We learn from people who were taught by other people. Those people were taught by other people. Those people were taught by other people.

For example, a professor teaching in a university was once taught by a professor, who was once taught by a professor who …

Even the things we derive on our own is because of what we were taught by others.

Is this loop infinite? Does it start? End?

  • 3
    Why infinite? There is only a finite number of generations in human history. Commented Mar 3 at 16:56
  • 1
    It's not so much a loop, as a tree of knowledge. But one failing of the tree model is making cross-references, given the human propensity to categorise and compartmentalise knowledge. AI models might actually be better at that, with their networks of knowledge. Commented Mar 3 at 19:50
  • Thanks god there are people who do research and learn things from no one. Pythagoras didn't "learn" from ratio between the sides of straight triangles, Einstein did "learn" from anyone the theory of relativity.
    – armand
    Commented Mar 4 at 11:15
  • @armand did Pythagoras never LEARN what a triangle is? Did he never learn what a square is? Did he never learn that a right angled triangle has a right angle? Did Einstein never learn some physics? In my question, I explicitly state that “ Even the things we derive on our own is because of what we were taught by others.” Commented Mar 4 at 12:06
  • You completely missed my point. I'm arguing Pythagoras did learn some stuff on his own, you reply that he also learned other things from other people. It's not a rebuttal. Once it has been made clear that learning things without being taught by someone else is possible, as I made evidently clear, your problem is resolved. "Even the things we derive on our own is because of what we were taught by others" is a premise that is not supported, and in my opinion evidently false.
    – armand
    Commented Mar 4 at 12:11

4 Answers 4


You don't just learn by being taught, being taught is usually just a faster way of learning because unlikely learning by yourself where you have to be really lucky or make lots of mistakes and be able to improve upon them, you're able to take a shortcut by having someone guide you on that path. It's not a necessity or a requirement to learn it's just usually a faster way of doing it, because you skip the parts that were dead ends.
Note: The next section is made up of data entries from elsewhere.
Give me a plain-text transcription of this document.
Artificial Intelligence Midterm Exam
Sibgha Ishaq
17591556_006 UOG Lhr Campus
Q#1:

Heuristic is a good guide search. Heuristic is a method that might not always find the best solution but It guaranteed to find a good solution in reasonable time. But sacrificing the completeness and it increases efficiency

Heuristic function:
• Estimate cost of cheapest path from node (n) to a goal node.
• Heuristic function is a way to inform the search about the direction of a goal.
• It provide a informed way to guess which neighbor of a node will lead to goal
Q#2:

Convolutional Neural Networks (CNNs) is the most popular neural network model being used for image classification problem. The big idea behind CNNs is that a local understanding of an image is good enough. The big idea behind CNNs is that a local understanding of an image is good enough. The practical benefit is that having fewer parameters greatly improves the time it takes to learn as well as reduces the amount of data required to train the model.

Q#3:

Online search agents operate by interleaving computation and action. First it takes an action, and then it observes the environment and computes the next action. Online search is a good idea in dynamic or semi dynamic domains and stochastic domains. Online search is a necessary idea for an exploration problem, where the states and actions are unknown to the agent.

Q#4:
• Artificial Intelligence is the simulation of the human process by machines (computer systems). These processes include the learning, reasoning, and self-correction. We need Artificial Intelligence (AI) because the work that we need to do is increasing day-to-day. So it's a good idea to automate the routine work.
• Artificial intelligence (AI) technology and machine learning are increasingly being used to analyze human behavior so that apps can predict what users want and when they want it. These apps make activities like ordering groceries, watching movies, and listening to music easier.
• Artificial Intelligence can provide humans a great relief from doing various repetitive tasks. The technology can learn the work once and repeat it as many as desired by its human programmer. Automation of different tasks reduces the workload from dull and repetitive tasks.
Though at the end of that journey you still arrive in the wilderness of the unknown where you do have to learn on your own.


I agree with your description. But it is not a loop (circular, end = start), but a chain (not closed).

Leaving the linguistic aspect. The idea is expressed by a metaphor ascribed to Isaac Newton:

If I have seen further, it is by standing on the shoulders of giants.

Fortunately it is an ascending chain, at least in the long term. Generally, this holds not only for the global chain of mankind, but also holds for the local chain within each person.


No, it can't be. Simply because there are other ways to learn than by being taught. Research is precisely the attempt to learn things no one has ever known before. People learn by their experiences, by their mistakes, by happy and unhappy accidents. For all those, it starts another chain of knowledge that hopefully will pass to the following generations. Knowledge can also be lost.


It had to start, since professors are a relatively recent product of evolution. As far as we know, there were no professors among the earliest forms of life on Earth. Fossil records show that primitive professors first appeared in the later Neogene period.